In a survey of 1,000 Jews in May of this year, the Jewish Electorate Institute asked American Jewish voters to rank the importance of a 2020 presidential candidate’s stance on 16 foreign and domestic issues. Though 90 per cent identified as “pro-Israel”, they ranked a candidate’s stance on Israel at the very bottom of the list. More than half (53 per cent) “are critical of at least some of the current Israeli government’s policies.”

Trump’s problem, among many, is that he conflates Jewishness with Zionism. In his simplistic and flawed view, American Jews must love Israel because there are a lot of Jews there. But we are not required to support Israel. It is well within our rights as Americans to air our criticisms freely. After all, any child of Jews knows criticism is our love language.

It is our love for Israel’s past and the role it played in providing a safe haven for Jews after six million of our relatives were annihilated by a murderous regime that means we won’t allow Trump and the Christian right to uncritically support the policies of its current leadership. Prosperity for Jews cannot come at the anguish of others.

To put in context Trump’s most recent claim that Jews who vote for Democrats show “either a total lack of knowledge or great disloyalty,” let’s rewind to a scene from one week ago.

A row of Jewish protesters sit peacefully at the entrance of a parking lot across from the Donald W. Wyatt Detention Facility in Central Falls, Rhode Island, a privately-run prison that contracts with Immigration and Customs Enforcement (ICE). The protesters are part of a group called Never Again Action, and they’ve assembled to demand the centre cease it’s inhumane and indefinite detainment of migrants, as well as its contract with ICE. “Never again” is a phrase often used by Jews as a reminder of our painful experience with ethnic cleansing, and a call to do whatever it takes to stop history from repeating itself.

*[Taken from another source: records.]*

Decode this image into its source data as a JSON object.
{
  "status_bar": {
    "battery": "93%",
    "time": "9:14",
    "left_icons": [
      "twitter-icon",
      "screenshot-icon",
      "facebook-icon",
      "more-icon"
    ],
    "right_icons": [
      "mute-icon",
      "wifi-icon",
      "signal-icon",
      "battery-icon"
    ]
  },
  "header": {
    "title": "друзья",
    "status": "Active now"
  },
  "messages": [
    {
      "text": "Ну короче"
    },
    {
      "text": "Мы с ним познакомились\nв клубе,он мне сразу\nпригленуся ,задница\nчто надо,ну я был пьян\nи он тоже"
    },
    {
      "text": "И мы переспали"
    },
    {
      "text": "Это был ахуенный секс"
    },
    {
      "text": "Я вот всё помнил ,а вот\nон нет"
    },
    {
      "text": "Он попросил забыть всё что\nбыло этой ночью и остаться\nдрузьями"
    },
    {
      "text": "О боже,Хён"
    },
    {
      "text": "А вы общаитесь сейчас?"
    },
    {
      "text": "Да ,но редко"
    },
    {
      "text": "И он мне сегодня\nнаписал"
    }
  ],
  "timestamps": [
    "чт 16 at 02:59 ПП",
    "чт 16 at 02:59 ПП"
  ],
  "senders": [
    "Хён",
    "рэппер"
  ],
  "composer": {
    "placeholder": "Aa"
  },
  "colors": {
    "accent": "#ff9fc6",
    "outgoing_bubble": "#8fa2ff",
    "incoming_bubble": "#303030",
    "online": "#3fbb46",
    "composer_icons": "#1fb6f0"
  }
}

Moments later a police truck ploughed into these protestors, sending two of them to hospital.

Next, let’s rewind to summer 2016. I sat with four American Jews around a small conference table. We each have at least one grandparent who survived the Holocaust, and had gathered to discuss Trump’s racism and use of antisemitic imagery. Trump, in full campaign mode, had tweeted an image of Hillary Clinton with a Star of David, surrounded by piles of money, and the notorious antisemitic catchphrase “America First.”

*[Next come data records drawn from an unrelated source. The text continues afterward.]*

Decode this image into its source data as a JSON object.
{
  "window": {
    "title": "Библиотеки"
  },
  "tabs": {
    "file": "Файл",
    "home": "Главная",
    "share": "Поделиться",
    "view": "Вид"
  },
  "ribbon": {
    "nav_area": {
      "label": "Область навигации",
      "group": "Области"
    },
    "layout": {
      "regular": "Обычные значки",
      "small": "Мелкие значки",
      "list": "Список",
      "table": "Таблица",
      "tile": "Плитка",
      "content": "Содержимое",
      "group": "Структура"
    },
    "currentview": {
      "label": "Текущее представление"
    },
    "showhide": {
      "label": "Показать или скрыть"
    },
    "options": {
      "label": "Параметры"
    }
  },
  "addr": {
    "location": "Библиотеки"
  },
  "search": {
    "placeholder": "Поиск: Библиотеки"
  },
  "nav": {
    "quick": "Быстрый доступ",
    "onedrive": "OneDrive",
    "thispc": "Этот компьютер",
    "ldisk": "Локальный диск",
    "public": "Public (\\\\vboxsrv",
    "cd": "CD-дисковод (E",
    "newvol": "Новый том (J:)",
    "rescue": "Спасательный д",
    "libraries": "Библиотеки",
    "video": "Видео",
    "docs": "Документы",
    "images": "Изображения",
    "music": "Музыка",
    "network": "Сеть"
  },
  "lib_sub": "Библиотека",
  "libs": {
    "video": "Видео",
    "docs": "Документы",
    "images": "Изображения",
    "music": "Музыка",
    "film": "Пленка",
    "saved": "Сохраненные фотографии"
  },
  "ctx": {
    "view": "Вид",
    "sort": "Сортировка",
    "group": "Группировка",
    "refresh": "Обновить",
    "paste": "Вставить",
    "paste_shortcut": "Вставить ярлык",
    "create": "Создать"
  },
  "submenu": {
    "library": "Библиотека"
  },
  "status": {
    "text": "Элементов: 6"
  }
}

As we recount our families’ painful history, and the painful history of our people, we quickly veer to other marginalized communities – Muslims, Mexicans, and Syrian refugees, among others – who we predicted would face an even greater danger in a Trump administration. Because that’s what most Jews do: we think about the world beyond ourselves and see ourselves in the faces of the oppressed.

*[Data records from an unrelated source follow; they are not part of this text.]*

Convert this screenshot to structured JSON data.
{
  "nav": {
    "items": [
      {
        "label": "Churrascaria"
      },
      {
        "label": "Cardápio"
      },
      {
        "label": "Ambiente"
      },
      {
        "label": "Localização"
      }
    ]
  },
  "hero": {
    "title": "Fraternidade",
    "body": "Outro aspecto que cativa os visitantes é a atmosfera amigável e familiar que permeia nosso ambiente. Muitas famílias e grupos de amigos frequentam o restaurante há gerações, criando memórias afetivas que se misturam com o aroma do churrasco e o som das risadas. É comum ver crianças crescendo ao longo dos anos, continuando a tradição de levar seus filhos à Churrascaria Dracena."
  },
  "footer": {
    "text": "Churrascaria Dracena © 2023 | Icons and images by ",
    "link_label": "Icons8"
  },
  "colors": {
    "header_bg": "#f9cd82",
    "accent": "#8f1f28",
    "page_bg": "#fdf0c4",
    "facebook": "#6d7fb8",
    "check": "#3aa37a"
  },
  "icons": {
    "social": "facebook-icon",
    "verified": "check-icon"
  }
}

While the Democratic party by no means has a perfect record on human rights and social justice, most American Jews vote Democrat because they are the party that strives to lift up the many instead of the few.

Trump is not our “king” or “the second coming of God”, as one evangelical Christian and conspiracy theorist put it today (and was praised by the president for doing so). We understand he doesn’t actually care about us – just his own good fortune – and that’s why we’ll never allow this president to define our loyalty.